Ein Elternteil, der mit seiner Unterhaltszahlung an das gemeinsame Kind einen gerichtlichen Vergleich erfüllt, kann daneben vom anderen Elternteil verlangen, den gezahlten Unterhalt teilweise an ihn zu erstatten. Die Berechtigung folgt aus einem familienrechtlichen Ausgleichsanspruch. Dieser ist in der Rechtsprechung des XII. Zivilsenats des BGH grundsätzlich für solche Fälle anerkannt, in denen ein Elternteil für den Unterhalt eines gemeinsamen Kindes aufgekommen ist und dadurch dessen Unterhaltsanspruch erfüllt hat, obwohl (auch) der andere Elternteil ganz oder teilweise unterhaltspflichtig war.[49] Für den streitgegenständlichen Unterhalt ihrer gemeinsamen Tochter hafteten die Beteiligten als Eltern durchgehend nach § 1606 Abs. 3 S. 1 BGB anteilig nach ihren Erwerbs- und Vermögensverhältnissen, nachdem die Tochter auch während der letzten Monate ihrer Minderjährigkeit auswärts durch Dritte betreut wurde. Eine Bestimmung dahingehend, der gemeinsamen Tochter in der Zeit ihrer Minderjährigkeit weiterhin Naturalunterhalt zu gewähren, konnte die Mutter schon deswegen wirksam nicht treffen, weil das Bestimmungsrecht nach § 1612 Abs. 2 BGB den Eltern als Inhabern der gemeinsamen elterlichen Sorge hier nur gemeinsam zustand. Ob eine solche Bestimmung zudem die nach § 1612 Abs. 2 S. 1 BGB gebotene Rücksicht auf die Belange der gemeinsamen Tochter genommen hätte, konnte im Streitfall dahinstehen. Der gerichtliche Vergleich erwächst nicht in materielle Rechtskraft. Er hat daher keine Sperrwirkung, welche die Geltendmachung eines familienrechtlichen Ausgleichsanspruchs ausschließen würde. Der gerichtliche Vergleich ist nach § 239 FamFG bei wesentlicher Änderung der Verhältnisse frei abänderbar. Der Umfang der Abänderung richtet sich allein nach materiellem Recht und kann inzident im Rahmen des familienrechtlichen Ausgleichsanspruchs geprüft werden. Der Vater hat mit der Unterhaltszahlung keine rechtskräftig festgestellte eigene Unterhaltspflicht erfüllt, sondern – soweit die Mutter ihre Unterhaltspflicht nicht erfüllt hat – an ihrer Stelle eine ihr obliegende Unterhaltsverbindlichkeit. In solchen Fällen, in denen die alleinige Barunterhaltspflicht wegen der Drittunterbringung entfällt und die Eltern als Teilschuldner gemäß § 1606 Abs. 3 S. 1 BGB haften, muss die jeweilige Einstandspflicht der Eltern festgestellt werden, um die Höhe des familienrechtlichen Ausgleichsanspruchs ermitteln zu können.[50]

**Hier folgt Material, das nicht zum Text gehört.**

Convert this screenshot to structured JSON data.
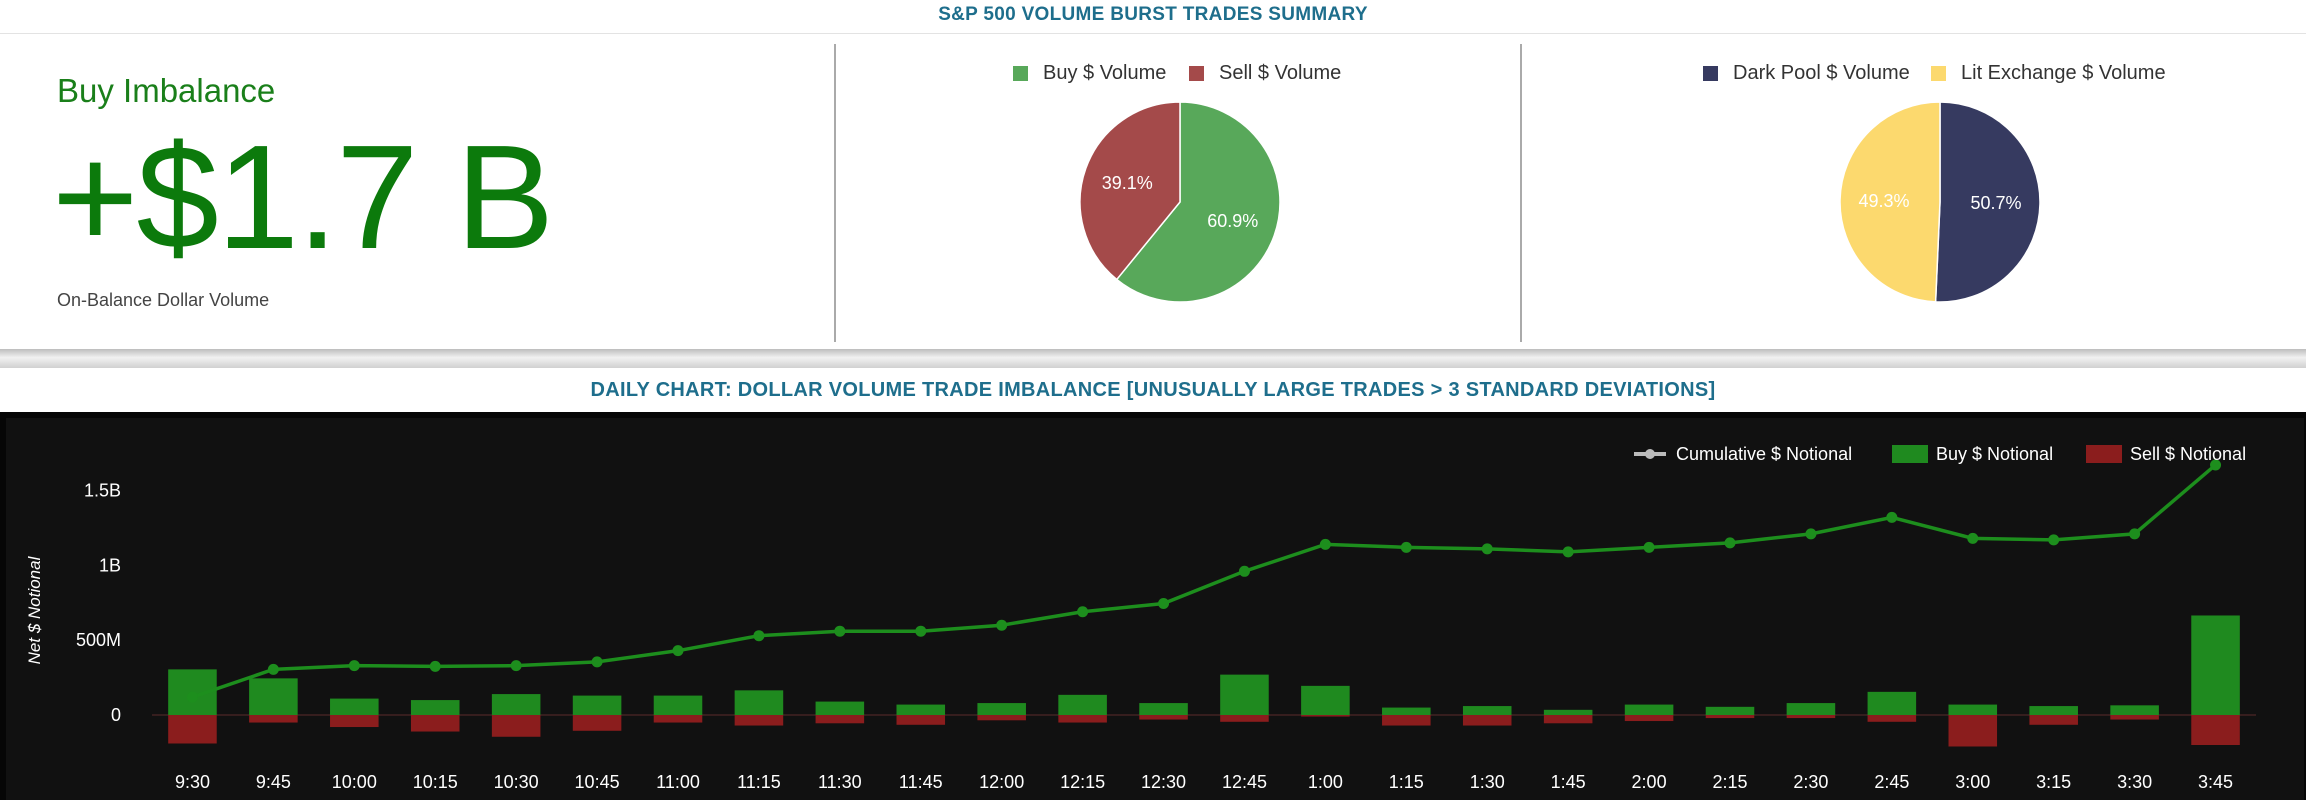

[49] BGH NJW 2016, 1956 = FamRZ 2016, 1053.
[50] BGH NJW 2017, 1108 = NZFam 2017, 270 m. Anm. Graba = FamRZ 2017, 611 m. Anm. Borth; zum isolierten Ausgleich des Kindergeldes als ein Anwendungsfall des familienrechtlichen Ausgleichsanspruchs vgl. BGH NJW 2016, 1956 = NZFam 2016, 851 m. Anm. Roessink = FamRZ 2016, 1053.